Whenever we do welding on board any type of vessel, we attach the positive earth of the welding plant to a cable with an anode which we lower into the water, to dissapate any stray current. During the welding, it is amazing to watch this anode fizz, boil and bubble, with occasional big chunks flying off! (You wont read about this in any books, as I developed this earthing independantly to any current literature Ive ever read) Despite this, all sorts of UNBONDED EQUIPMENT, in particular GPS antennas and engine control units such as D-DECKS, will almost certainly be fried, if they are not disconnected from the vessel.
If one balances the relative risks, then its a no-brainer really. Bonding the shaft and prop (but not the engine) and all the thru-hulls means that everything metalic below the waterline is protected. In the event that something weird happened, I guess that you could allways disconect the wire at the anode stud. On a professionly installed system, the corrosion meter, or earth leakage device would alert you to this problem. Please note that it is NOT possible to have a corrosion meter installed on unbonded thru-hulls.

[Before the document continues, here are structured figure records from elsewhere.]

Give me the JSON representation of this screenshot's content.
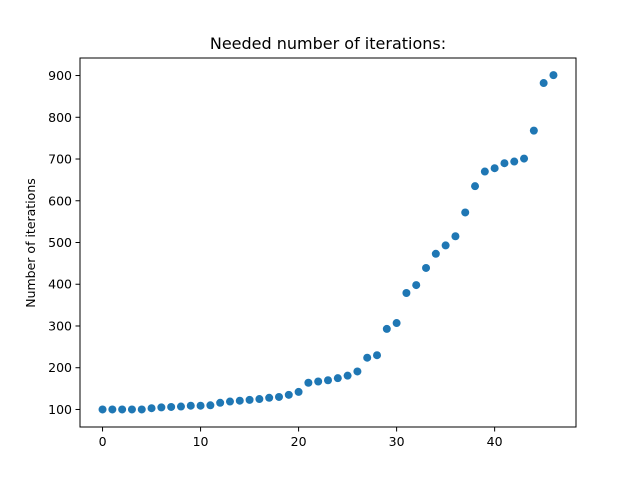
{
  "chart_data": {
    "type": "scatter",
    "title": "Needed number of iterations:",
    "xlabel": "",
    "ylabel": "Number of iterations",
    "xlim": [
      -2.3,
      48.3
    ],
    "ylim": [
      58,
      942
    ],
    "xticks": [
      0,
      10,
      20,
      30,
      40
    ],
    "yticks": [
      100,
      200,
      300,
      400,
      500,
      600,
      700,
      800,
      900
    ],
    "grid": false,
    "legend": "none",
    "marker_color": "#1f77b4",
    "x": [
      0,
      1,
      2,
      3,
      4,
      5,
      6,
      7,
      8,
      9,
      10,
      11,
      12,
      13,
      14,
      15,
      16,
      17,
      18,
      19,
      20,
      21,
      22,
      23,
      24,
      25,
      26,
      27,
      28,
      29,
      30,
      31,
      32,
      33,
      34,
      35,
      36,
      37,
      38,
      39,
      40,
      41,
      42,
      43,
      44,
      45,
      46
    ],
    "y": [
      100,
      100,
      100,
      100,
      100,
      103,
      105,
      106,
      107,
      109,
      109,
      110,
      116,
      119,
      121,
      123,
      125,
      128,
      130,
      135,
      142,
      164,
      167,
      170,
      175,
      181,
      191,
      224,
      230,
      293,
      307,
      379,
      398,
      439,
      473,
      493,
      515,
      572,
      635,
      670,
      678,
      690,
      694,
      701,
      768,
      882,
      901
    ]
  }
}
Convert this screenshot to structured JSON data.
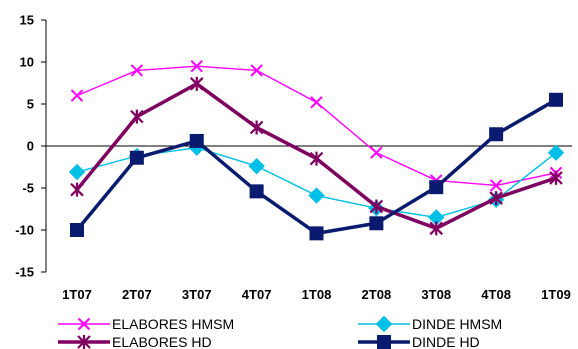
{
  "chart_data": {
    "type": "line",
    "categories": [
      "1T07",
      "2T07",
      "3T07",
      "4T07",
      "1T08",
      "2T08",
      "3T08",
      "4T08",
      "1T09"
    ],
    "ylim": [
      -15,
      15
    ],
    "yticks": [
      "15",
      "10",
      "5",
      "0",
      "-5",
      "-10",
      "-15"
    ],
    "grid": false,
    "legend_position": "bottom",
    "series": [
      {
        "name": "ELABORES HMSM",
        "color": "#ff00ff",
        "marker": "x",
        "values": [
          6,
          9,
          9.5,
          9,
          5.2,
          -0.8,
          -4.1,
          -4.7,
          -3.2
        ]
      },
      {
        "name": "DINDE HMSM",
        "color": "#00c0e8",
        "marker": "diamond",
        "values": [
          -3.1,
          -1.2,
          -0.2,
          -2.4,
          -5.9,
          -7.4,
          -8.5,
          -6.4,
          -0.8
        ]
      },
      {
        "name": "ELABORES HD",
        "color": "#800060",
        "marker": "star",
        "values": [
          -5.2,
          3.5,
          7.4,
          2.2,
          -1.5,
          -7.2,
          -9.8,
          -6.2,
          -3.8
        ]
      },
      {
        "name": "DINDE HD",
        "color": "#0a1a6e",
        "marker": "square",
        "values": [
          -10,
          -1.4,
          0.6,
          -5.4,
          -10.4,
          -9.2,
          -4.9,
          1.4,
          5.5
        ]
      }
    ]
  }
}
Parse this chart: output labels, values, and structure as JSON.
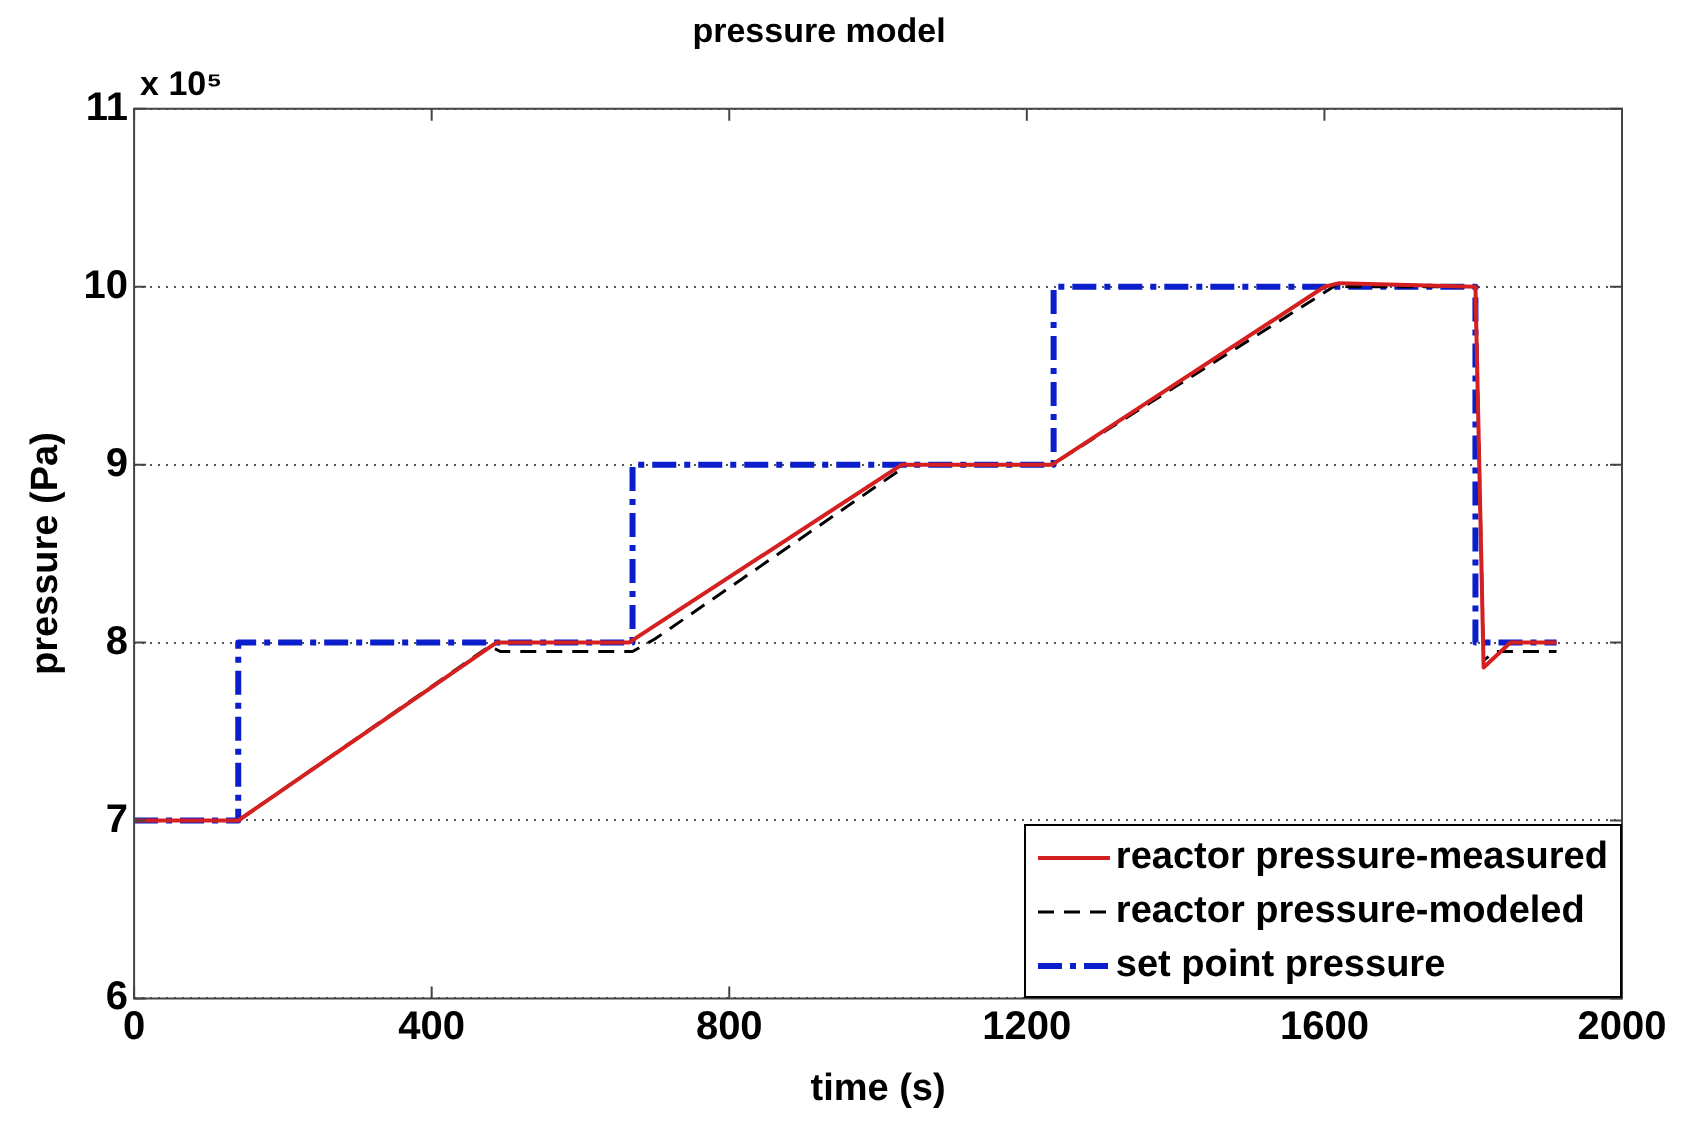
{
  "chart_data": {
    "type": "line",
    "title": "pressure model",
    "xlabel": "time (s)",
    "ylabel": "pressure (Pa)",
    "annotations": [
      "x 10⁵"
    ],
    "xlim": [
      0,
      2000
    ],
    "xticks": [
      0,
      400,
      800,
      1200,
      1600,
      2000
    ],
    "ylim": [
      6,
      11
    ],
    "yticks": [
      6,
      7,
      8,
      9,
      10,
      11
    ],
    "grid": "y",
    "legend": "bottom right",
    "marker": "none",
    "series": [
      {
        "name": "reactor pressure-measured",
        "color": "#d42020",
        "line_style": "solid",
        "x": [
          0,
          140,
          487,
          665,
          1032,
          1234,
          1600,
          1620,
          1803,
          1814,
          1850,
          1912
        ],
        "values": [
          7,
          7,
          8,
          8,
          9,
          9,
          10,
          10.02,
          10,
          7.86,
          8,
          8
        ]
      },
      {
        "name": "reactor pressure-modeled",
        "color": "#000000",
        "line_style": "dashed",
        "x": [
          0,
          140,
          478,
          492,
          670,
          700,
          1040,
          1234,
          1620,
          1630,
          1803,
          1814,
          1830,
          1912
        ],
        "values": [
          7,
          7,
          7.98,
          7.95,
          7.95,
          8.02,
          9,
          9,
          10.02,
          10,
          10,
          7.9,
          7.95,
          7.95
        ]
      },
      {
        "name": "set point pressure",
        "color": "#0a1ecc",
        "line_style": "dashdot",
        "x": [
          0,
          140,
          140,
          670,
          670,
          1236,
          1236,
          1803,
          1803,
          1912
        ],
        "values": [
          7,
          7,
          8,
          8,
          9,
          9,
          10,
          10,
          8,
          8
        ]
      }
    ]
  }
}
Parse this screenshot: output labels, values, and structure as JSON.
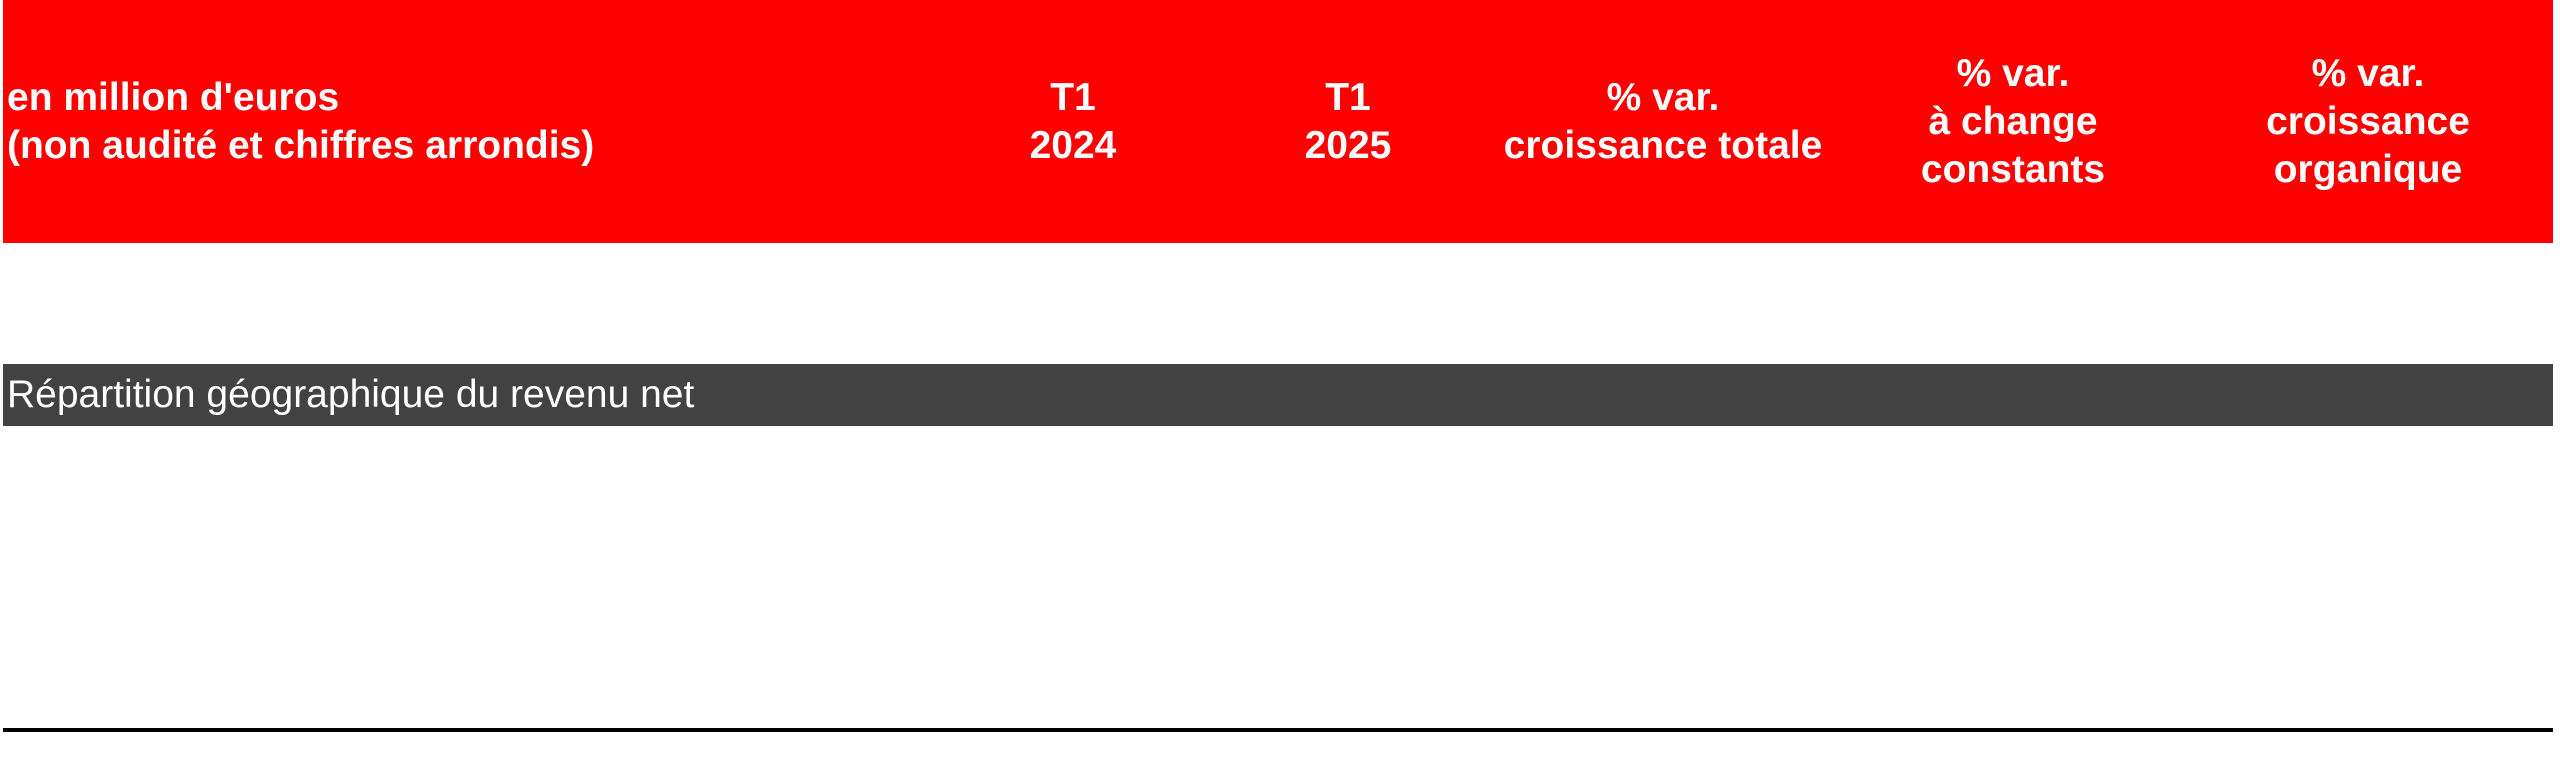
{
  "header": {
    "label_line1": "en million d'euros",
    "label_line2": "(non audité et chiffres arrondis)",
    "columns": [
      {
        "line1": "T1",
        "line2": "2024"
      },
      {
        "line1": "T1",
        "line2": "2025"
      },
      {
        "line1": "% var.",
        "line2": "croissance totale"
      },
      {
        "line1": "% var.",
        "line2": "à change",
        "line3": "constants"
      },
      {
        "line1": "% var.",
        "line2": "croissance",
        "line3": "organique"
      }
    ]
  },
  "section": {
    "title": "Répartition géographique du revenu net"
  },
  "colors": {
    "header_bg": "#ff0000",
    "section_bg": "#424242",
    "rule": "#000000"
  }
}
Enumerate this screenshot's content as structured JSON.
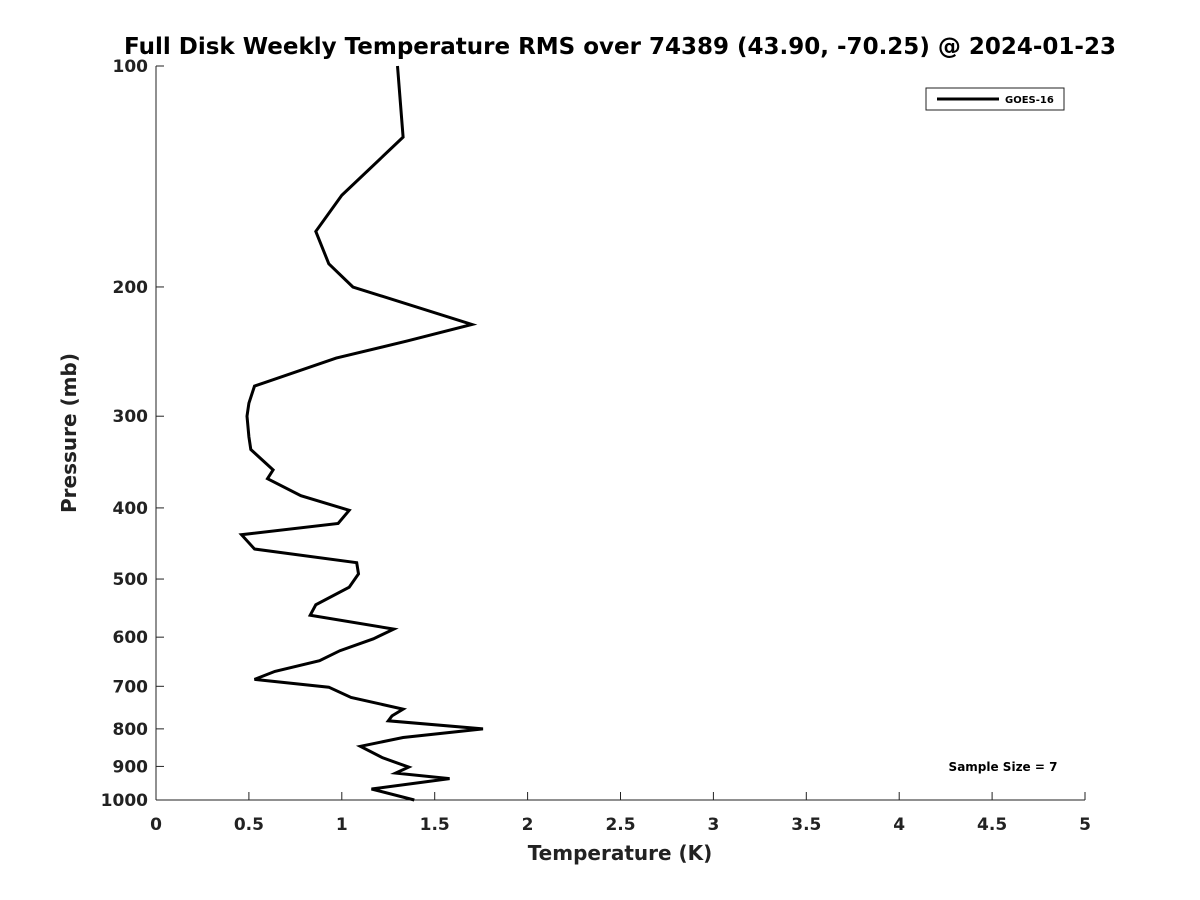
{
  "chart_data": {
    "type": "line",
    "title": "Full Disk Weekly Temperature RMS over 74389 (43.90, -70.25) @ 2024-01-23",
    "xlabel": "Temperature (K)",
    "ylabel": "Pressure (mb)",
    "xlim": [
      0,
      5
    ],
    "ylim": [
      100,
      1000
    ],
    "y_scale": "log",
    "y_reversed": true,
    "x_ticks": [
      "0",
      "0.5",
      "1",
      "1.5",
      "2",
      "2.5",
      "3",
      "3.5",
      "4",
      "4.5",
      "5"
    ],
    "y_ticks": [
      "100",
      "200",
      "300",
      "400",
      "500",
      "600",
      "700",
      "800",
      "900",
      "1000"
    ],
    "grid": false,
    "legend": {
      "position": "top-right",
      "entries": [
        "GOES-16"
      ]
    },
    "annotation": "Sample Size = 7",
    "series": [
      {
        "name": "GOES-16",
        "color": "#000000",
        "points": [
          [
            1.3,
            100
          ],
          [
            1.33,
            125
          ],
          [
            1.0,
            150
          ],
          [
            0.86,
            168
          ],
          [
            0.93,
            186
          ],
          [
            1.06,
            200
          ],
          [
            1.7,
            225
          ],
          [
            1.35,
            237
          ],
          [
            0.97,
            250
          ],
          [
            0.53,
            273
          ],
          [
            0.5,
            288
          ],
          [
            0.49,
            300
          ],
          [
            0.5,
            320
          ],
          [
            0.51,
            333
          ],
          [
            0.63,
            355
          ],
          [
            0.6,
            365
          ],
          [
            0.78,
            385
          ],
          [
            1.04,
            403
          ],
          [
            0.98,
            420
          ],
          [
            0.46,
            435
          ],
          [
            0.53,
            455
          ],
          [
            1.08,
            475
          ],
          [
            1.09,
            492
          ],
          [
            1.04,
            513
          ],
          [
            0.86,
            542
          ],
          [
            0.83,
            560
          ],
          [
            1.28,
            585
          ],
          [
            1.17,
            603
          ],
          [
            0.99,
            626
          ],
          [
            0.88,
            646
          ],
          [
            0.64,
            668
          ],
          [
            0.53,
            685
          ],
          [
            0.93,
            702
          ],
          [
            1.05,
            725
          ],
          [
            1.33,
            752
          ],
          [
            1.27,
            768
          ],
          [
            1.25,
            780
          ],
          [
            1.76,
            800
          ],
          [
            1.33,
            822
          ],
          [
            1.1,
            845
          ],
          [
            1.22,
            876
          ],
          [
            1.36,
            902
          ],
          [
            1.29,
            919
          ],
          [
            1.58,
            935
          ],
          [
            1.16,
            966
          ],
          [
            1.39,
            1000
          ]
        ]
      }
    ]
  }
}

I hope that this helps to clarify the issues, and explain why I am not bothered by the” voodoo” aspect, which I firmly believe stems from way too much theoretical pondering, and not enough hands on experience from installing cathodic protection systems, and then seeing what the results are over a period of decades.
And what about props?
Maxprops are made out of the identical bronze as Groco valves. There is an anode on every single prop that is supplied, and it it absolute necessity to change it every year. Failure to do so would invalidate any warranty, and more importantly, would actually lead to corrosion. I find it quite amazing that experienced sailors who would NEVER, EVER , dream of relaunching their yacht without the Bruntons or maxprop anode, or indeed the shaft anode, (which you can see on EVERY SINGLE SAILBOAT where it is humanly possible to fit one) object strongly to giving their seacocks the same protection, on the basis of some bullshit THEORY they read somewhere! I am convinced that the propshafts on (catamaran X, 5 years old) were not subjected to pitting corrosion, despite the total lack of reoxygenated water in the sterntube, due to regular shaft anode changes. It has been shown that pitting corrosion does not occur where cathodic protection is present- how this works has not yet been explained scientifically; and I really couldnt care less!!!